Die Politik traut sich nicht
Auf der anderen Seite verpasst es Müller, ganz konkrete Wege aus der derzeitigen Misere zu nennen. Bei ihm bleibt alles eine Mischung aus Strukturreformen, Schuldenschnitten, ein bisschen Inflation und einer Schuldengemeinschaft. Mit all dem kann er bei Krämer nicht punkten.
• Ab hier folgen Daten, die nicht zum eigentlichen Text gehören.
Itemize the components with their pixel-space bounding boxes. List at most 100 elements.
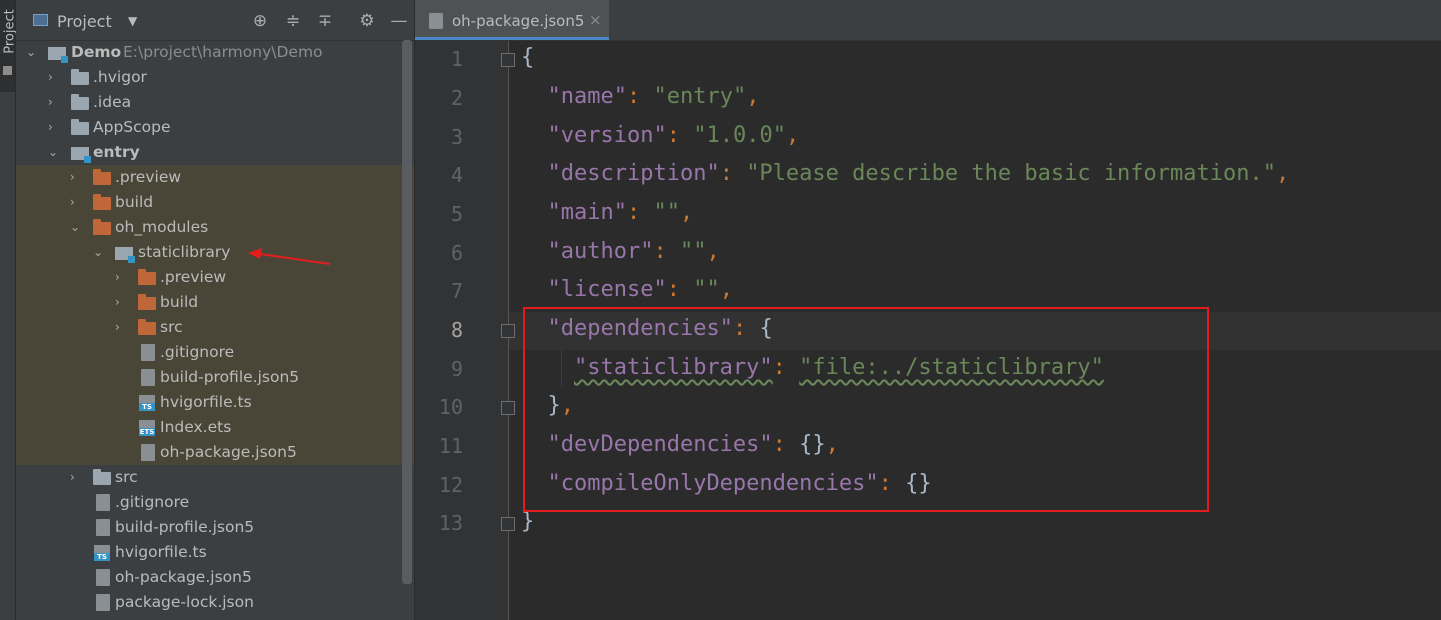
line-number: 12: [438, 473, 463, 497]
chevron-right-icon[interactable]: ›: [70, 470, 82, 484]
annotation-arrow: [248, 248, 331, 265]
json-icon: [141, 369, 155, 386]
json-key: "version": [547, 123, 667, 148]
json-key: "main": [547, 200, 627, 225]
folder-icon: [138, 269, 156, 285]
ts-icon: TS: [139, 395, 155, 411]
chevron-right-icon[interactable]: ›: [115, 320, 127, 334]
brace: }: [521, 509, 535, 534]
json-key: "author": [547, 239, 654, 264]
tree-item-src[interactable]: › src: [16, 465, 414, 490]
code-line-1: {: [521, 45, 534, 70]
line-number: 3: [450, 125, 463, 149]
tree-item-oh-modules[interactable]: ⌄ oh_modules: [16, 215, 414, 240]
tab-oh-package[interactable]: oh-package.json5 ×: [415, 0, 609, 40]
fold-toggle-icon[interactable]: [501, 53, 515, 67]
expand-all-icon[interactable]: ≑: [282, 10, 304, 32]
project-tool-tab[interactable]: Project: [0, 0, 18, 92]
fold-toggle-icon[interactable]: [501, 517, 515, 531]
close-icon[interactable]: ×: [589, 11, 602, 29]
ts-icon: TS: [94, 545, 110, 561]
json-icon: [96, 519, 110, 536]
chevron-right-icon[interactable]: ›: [48, 95, 60, 109]
locate-icon[interactable]: ⊕: [249, 10, 271, 32]
chevron-right-icon[interactable]: ›: [115, 295, 127, 309]
json-icon: [141, 444, 155, 461]
tree-item-build[interactable]: › build: [16, 290, 414, 315]
chevron-right-icon[interactable]: ›: [70, 195, 82, 209]
tree-item-label: AppScope: [93, 118, 171, 136]
chevron-down-icon[interactable]: ⌄: [70, 220, 82, 234]
chevron-down-icon[interactable]: ▼: [128, 14, 137, 28]
tree-item-gitignore[interactable]: .gitignore: [16, 340, 414, 365]
code-line-7: "license": "",: [521, 277, 733, 302]
code-line-2: "name": "entry",: [521, 84, 760, 109]
chevron-right-icon[interactable]: ›: [48, 70, 60, 84]
tree-item-label: oh-package.json5: [115, 568, 252, 586]
line-number: 5: [450, 202, 463, 226]
tree-item-oh-package[interactable]: oh-package.json5: [16, 565, 414, 590]
tree-item-build-profile[interactable]: build-profile.json5: [16, 515, 414, 540]
folder-icon: [71, 119, 89, 135]
json-key: "name": [547, 84, 627, 109]
fold-toggle-icon[interactable]: [501, 324, 515, 338]
tree-item-demo[interactable]: ⌄ Demo E:\project\harmony\Demo: [16, 40, 414, 65]
fold-toggle-icon[interactable]: [501, 401, 515, 415]
tree-item-label: hvigorfile.ts: [160, 393, 252, 411]
tree-item-gitignore[interactable]: .gitignore: [16, 490, 414, 515]
minimize-icon[interactable]: —: [388, 10, 410, 32]
tree-item-label: Demo: [71, 43, 122, 61]
folder-icon: [93, 469, 111, 485]
json-string: "Please describe the basic information.": [746, 161, 1276, 186]
tree-item-package-lock[interactable]: package-lock.json: [16, 590, 414, 615]
tree-scrollbar[interactable]: [402, 40, 412, 584]
code-line-5: "main": "",: [521, 200, 694, 225]
chevron-down-icon[interactable]: ⌄: [93, 245, 105, 259]
tree-item-appscope[interactable]: › AppScope: [16, 115, 414, 140]
tab-label: oh-package.json5: [452, 12, 585, 30]
chevron-down-icon[interactable]: ⌄: [26, 45, 38, 59]
folder-icon: [93, 169, 111, 185]
project-panel-title[interactable]: Project: [57, 12, 112, 31]
tree-item-preview[interactable]: › .preview: [16, 265, 414, 290]
tree-item-hvigor[interactable]: › .hvigor: [16, 65, 414, 90]
tree-item-build-profile[interactable]: build-profile.json5: [16, 365, 414, 390]
chevron-right-icon[interactable]: ›: [70, 170, 82, 184]
tree-item-hvigorfile[interactable]: TS hvigorfile.ts: [16, 390, 414, 415]
tree-item-index[interactable]: ETS Index.ets: [16, 415, 414, 440]
tree-item-label: hvigorfile.ts: [115, 543, 207, 561]
collapse-all-icon[interactable]: ∓: [314, 10, 336, 32]
tree-item-preview[interactable]: › .preview: [16, 165, 414, 190]
gear-icon[interactable]: ⚙: [356, 10, 378, 32]
tree-item-label: .preview: [160, 268, 227, 286]
tree-item-src[interactable]: › src: [16, 315, 414, 340]
colon: :: [666, 277, 694, 302]
tree-item-build[interactable]: › build: [16, 190, 414, 215]
comma: ,: [706, 239, 720, 264]
ets-icon: ETS: [139, 420, 155, 436]
json-key: "description": [547, 161, 720, 186]
tree-item-label: .hvigor: [93, 68, 147, 86]
brace: {: [521, 45, 535, 70]
line-number: 11: [438, 434, 463, 458]
line-number: 2: [450, 86, 463, 110]
colon: :: [626, 84, 654, 109]
chevron-right-icon[interactable]: ›: [48, 120, 60, 134]
chevron-down-icon[interactable]: ⌄: [48, 145, 60, 159]
json-key: "license": [547, 277, 667, 302]
chevron-right-icon[interactable]: ›: [115, 270, 127, 284]
tree-item-label: build: [115, 193, 154, 211]
tree-item-hvigorfile[interactable]: TS hvigorfile.ts: [16, 540, 414, 565]
tree-item-idea[interactable]: › .idea: [16, 90, 414, 115]
comma: ,: [679, 200, 694, 225]
module-icon: [115, 247, 135, 263]
tree-item-oh-package[interactable]: oh-package.json5: [16, 440, 414, 465]
tree-item-label: oh-package.json5: [160, 443, 297, 461]
tree-item-staticlibrary[interactable]: ⌄ staticlibrary: [16, 240, 414, 265]
folder-icon: [138, 294, 156, 310]
tree-item-path: E:\project\harmony\Demo: [123, 43, 323, 61]
project-icon: [33, 14, 48, 26]
folder-icon: [138, 319, 156, 335]
folder-icon: [3, 66, 12, 75]
tree-item-entry[interactable]: ⌄ entry: [16, 140, 414, 165]
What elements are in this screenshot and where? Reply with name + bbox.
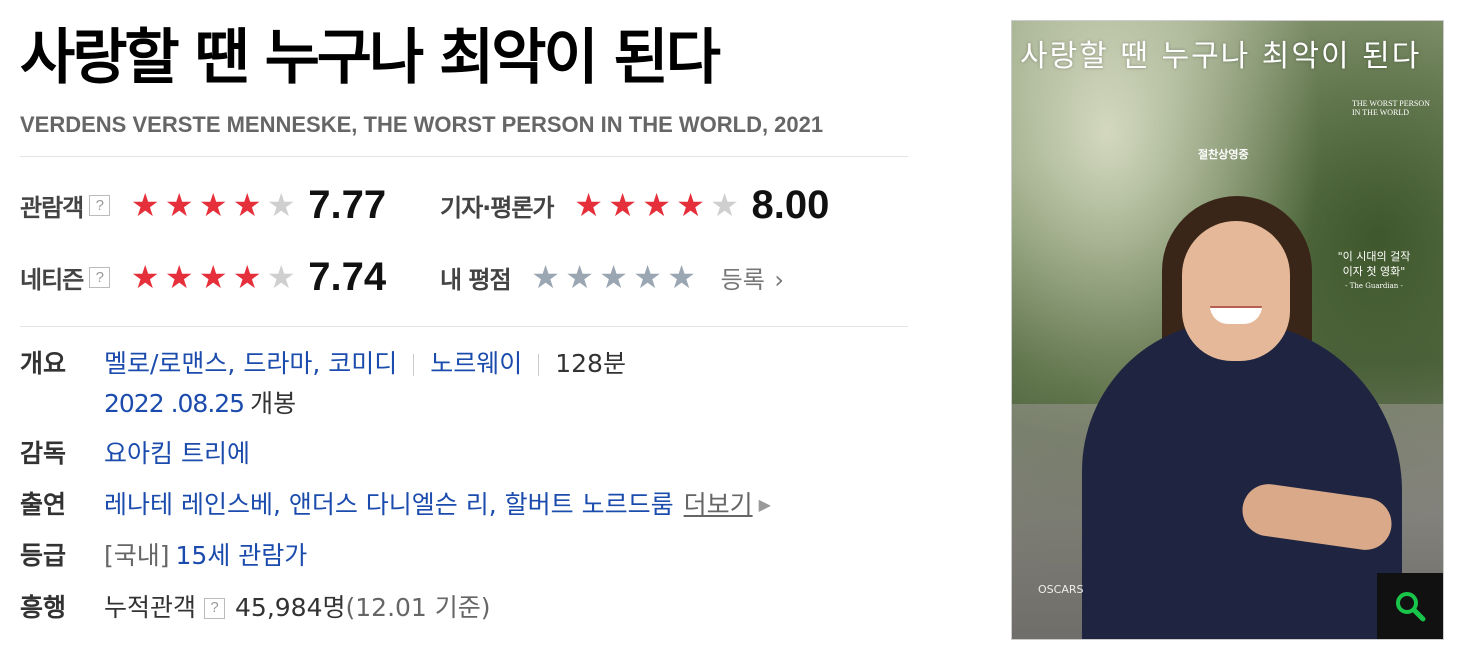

Immerhin finden beide zum Schluss der Debatte noch einige gemeinsame Feinde: Investmentbanker und ihre absurd hohen Boni verteufeln Krämer und Müller gleichermaßen. Auch die Politik agiere zu zögerlich, es fehle der eine, große Entwurf für Europas Zukunft. Und sowohl Banken als auch Staaten müssten grundsätzlich pleite gehen können.
Bei den etwa 100 Zuhörern kommen beide gut an. Krämer erntet Applaus, als er die Enteignung von russischen Schwarzgeld-Oligarchen auf Zypern fordert. Auch Müller kann seine Thesen glaubwürdig vermitteln. Nur einmal sorgt er unfreiwillig für Gelächter: „Unsere Einlagen bekommen wir doch verzinst wieder“, sagt er zum Thema Staatsanleihen. Daran mag im Publikum niemand so richtig glauben.
Am Ende eint die Professoren noch ein gemeinsames, finanzielles Interesse: Am Rande der Veranstaltung gibt es Bücher zur Eurokrise zu kaufen, Müllers „Eurovision“ und Krämers „Kalte Enteignung“. Verglichen mit griechischen Staatsanleihen wahrscheinlich eine lohnende Investition.